Dr Amit Rawal, Lecturer in Management (Education) added:
“The IT outages reflect the issues with a cybersecurity update on complex networks. The aviation and transport industries in particular are impacted due to their reliance on outdated software. Subsequently, their systems have not been able to display flight and train information as well as check people in on flights as per the usual processes. Further implications of this IT outage are expected given the various networks that rely on an update from Crowdstrike.”
“Over the course of the next few days, this will cause a number of delays and further cancelations on flights as they will not all be able to fly at their scheduled times. Airlines are likely to have several customers seeking compensation so will have to find more efficient solutions than manual approaches”.
Robust operating systems needed
Professor Feng Li, Associate Dean of Research and Innovation explained the wider issues surrounding technology and why it’s so surprising this happened.
“The implications of this IT update are being described as the “Windows blue screen of death” for companies that use CrowdStrike.
"CrowdStrike is a big name in cybersecurity, worth around $80 billion, and they lead the market in “endpoint protection”, which basically means running security software or antivirus on Windows machines. Businesses rely on CrowdStrike to keep their Windows clients secure.
"This reflects poorly on both Windows and CrowdStrike, and it is shocking this could happen with Microsoft OS (Operating System) in 2024. What’s especially surprising is that CrowdStrike didn’t carry out staged rollouts of this update – usually, you’d roll out to a small percent first, then a bigger group, and so on until everyone got it. That way, any problems can be spotted, and things can be paused or rolled back before it causes massive damages.
"It is surprising that lessons from the past haven’t been learned and that this could happen today, at such a massive scale around the world. It’s not just CrowdStrike’s fault. Although it is sensible to give an antivirus company privileges to update their systems, a robust OS shouldn’t let things like this happen.
Lessons to learn – don’t put your eggs all in one basket
ManMohan Sodhi, Professor of Operations and Supply Chain Management discussed the risks involved and lessons to take away.

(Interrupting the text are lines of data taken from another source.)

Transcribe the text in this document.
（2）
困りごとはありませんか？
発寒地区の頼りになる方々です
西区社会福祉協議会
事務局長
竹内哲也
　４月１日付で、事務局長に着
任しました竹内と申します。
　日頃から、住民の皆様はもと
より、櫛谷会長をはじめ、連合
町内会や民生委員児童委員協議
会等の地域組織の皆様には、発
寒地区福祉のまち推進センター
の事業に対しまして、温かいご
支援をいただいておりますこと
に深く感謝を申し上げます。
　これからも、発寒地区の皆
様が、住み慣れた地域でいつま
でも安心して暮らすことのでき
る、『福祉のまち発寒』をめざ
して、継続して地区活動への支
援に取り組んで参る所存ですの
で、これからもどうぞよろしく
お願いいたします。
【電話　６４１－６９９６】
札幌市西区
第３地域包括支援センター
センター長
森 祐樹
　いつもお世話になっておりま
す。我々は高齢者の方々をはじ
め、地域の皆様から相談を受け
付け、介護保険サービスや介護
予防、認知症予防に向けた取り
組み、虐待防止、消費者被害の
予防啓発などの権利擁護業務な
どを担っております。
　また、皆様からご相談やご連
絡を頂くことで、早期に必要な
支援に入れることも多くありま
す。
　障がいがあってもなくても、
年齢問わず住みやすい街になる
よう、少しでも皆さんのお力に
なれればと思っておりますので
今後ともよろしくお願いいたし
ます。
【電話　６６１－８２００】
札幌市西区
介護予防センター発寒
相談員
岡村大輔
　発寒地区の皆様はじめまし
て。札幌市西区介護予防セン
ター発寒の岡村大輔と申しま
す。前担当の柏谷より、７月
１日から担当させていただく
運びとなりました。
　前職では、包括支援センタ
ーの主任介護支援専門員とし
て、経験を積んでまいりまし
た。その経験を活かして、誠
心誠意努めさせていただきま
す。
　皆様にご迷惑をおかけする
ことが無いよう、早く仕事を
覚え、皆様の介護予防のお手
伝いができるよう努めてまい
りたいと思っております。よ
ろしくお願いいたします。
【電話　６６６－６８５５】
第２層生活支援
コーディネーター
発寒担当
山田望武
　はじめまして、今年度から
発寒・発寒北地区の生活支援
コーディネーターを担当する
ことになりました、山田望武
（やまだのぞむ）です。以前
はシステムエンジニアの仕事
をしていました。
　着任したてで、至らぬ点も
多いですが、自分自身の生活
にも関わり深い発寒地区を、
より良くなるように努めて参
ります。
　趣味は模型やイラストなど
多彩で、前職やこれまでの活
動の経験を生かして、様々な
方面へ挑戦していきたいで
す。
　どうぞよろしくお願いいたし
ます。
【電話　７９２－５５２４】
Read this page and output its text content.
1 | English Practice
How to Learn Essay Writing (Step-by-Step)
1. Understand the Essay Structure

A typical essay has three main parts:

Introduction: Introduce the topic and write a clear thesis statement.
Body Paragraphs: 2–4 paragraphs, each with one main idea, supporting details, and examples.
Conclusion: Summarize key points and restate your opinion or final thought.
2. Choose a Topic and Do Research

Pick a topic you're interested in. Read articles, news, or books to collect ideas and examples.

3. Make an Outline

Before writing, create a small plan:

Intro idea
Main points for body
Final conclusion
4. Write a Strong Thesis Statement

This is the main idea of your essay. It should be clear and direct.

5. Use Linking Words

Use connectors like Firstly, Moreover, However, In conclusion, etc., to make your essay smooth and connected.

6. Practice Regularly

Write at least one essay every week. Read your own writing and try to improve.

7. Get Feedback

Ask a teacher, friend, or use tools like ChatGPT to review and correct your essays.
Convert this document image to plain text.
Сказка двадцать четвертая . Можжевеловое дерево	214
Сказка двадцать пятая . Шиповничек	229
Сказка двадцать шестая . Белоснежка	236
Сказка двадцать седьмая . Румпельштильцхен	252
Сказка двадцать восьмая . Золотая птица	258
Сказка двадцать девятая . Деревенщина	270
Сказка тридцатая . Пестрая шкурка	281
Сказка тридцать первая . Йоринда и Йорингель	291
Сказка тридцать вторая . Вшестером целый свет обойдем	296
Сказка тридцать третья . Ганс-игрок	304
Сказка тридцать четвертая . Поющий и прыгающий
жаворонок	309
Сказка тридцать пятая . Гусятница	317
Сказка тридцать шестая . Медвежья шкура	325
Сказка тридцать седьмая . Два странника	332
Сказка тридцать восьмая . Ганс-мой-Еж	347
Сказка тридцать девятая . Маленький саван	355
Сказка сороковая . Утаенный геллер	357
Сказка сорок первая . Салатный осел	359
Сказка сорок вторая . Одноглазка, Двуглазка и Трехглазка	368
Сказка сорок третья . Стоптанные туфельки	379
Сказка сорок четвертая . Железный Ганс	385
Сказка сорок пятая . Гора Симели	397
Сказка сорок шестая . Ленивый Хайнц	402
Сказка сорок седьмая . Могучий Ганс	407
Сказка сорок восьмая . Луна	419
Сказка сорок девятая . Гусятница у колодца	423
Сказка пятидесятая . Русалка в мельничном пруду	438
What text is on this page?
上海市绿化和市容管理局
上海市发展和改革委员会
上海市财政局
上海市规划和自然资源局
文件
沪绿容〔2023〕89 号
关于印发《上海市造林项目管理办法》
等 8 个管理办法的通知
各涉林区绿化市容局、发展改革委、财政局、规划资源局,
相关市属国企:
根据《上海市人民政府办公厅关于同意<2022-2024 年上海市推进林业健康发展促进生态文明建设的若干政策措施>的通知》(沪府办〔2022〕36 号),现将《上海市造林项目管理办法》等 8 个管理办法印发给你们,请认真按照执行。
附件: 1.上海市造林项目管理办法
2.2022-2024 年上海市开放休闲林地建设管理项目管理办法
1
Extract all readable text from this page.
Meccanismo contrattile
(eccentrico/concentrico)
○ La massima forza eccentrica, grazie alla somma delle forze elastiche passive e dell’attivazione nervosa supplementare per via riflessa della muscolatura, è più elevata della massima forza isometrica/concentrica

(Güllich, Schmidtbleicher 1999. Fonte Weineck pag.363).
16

He said:
“The most basic principle of risk management is to not concentrate your risk—like not putting all your eggs in one basket. And do not connect your risks so they build on each other. Yet, in the world of IT, both occur with nearly all eggs, with just one or two companies running centralized operations despite their software being used globally. Now disruptions are affecting a wide range of businesses and operations worldwide—not the first time—all boiling down to a single update of software from a security firm (Crowdstrike) for a single update of Windows. Billions of people across the world will bear the eventual cost.
“Microsoft and Crowdstrike did not coordinate their changes, but who should we blame for all the impact? After all, policymakers are allowing all these eggs in a single basket. Companies are not fully considering the fragility of their IT systems, even with their data backed up, but with all their systems connected for efficiency but not resilience. The big tech firms are better at lobbying Washington than writing software, and Washington lobbies other countries on their behalf.
“What lessons can we learn? Use software from different companies to put your eggs in different baskets. Use public-domain software that can be vetted. Use separate networks and isolated systems for critical operations. The executives in the big tech companies are not compensated for bringing peace and prosperity to this planet, so we need not treat them as new Roman gods. But we will forget these lessons by next Friday."
All comments attributed to the academic experts.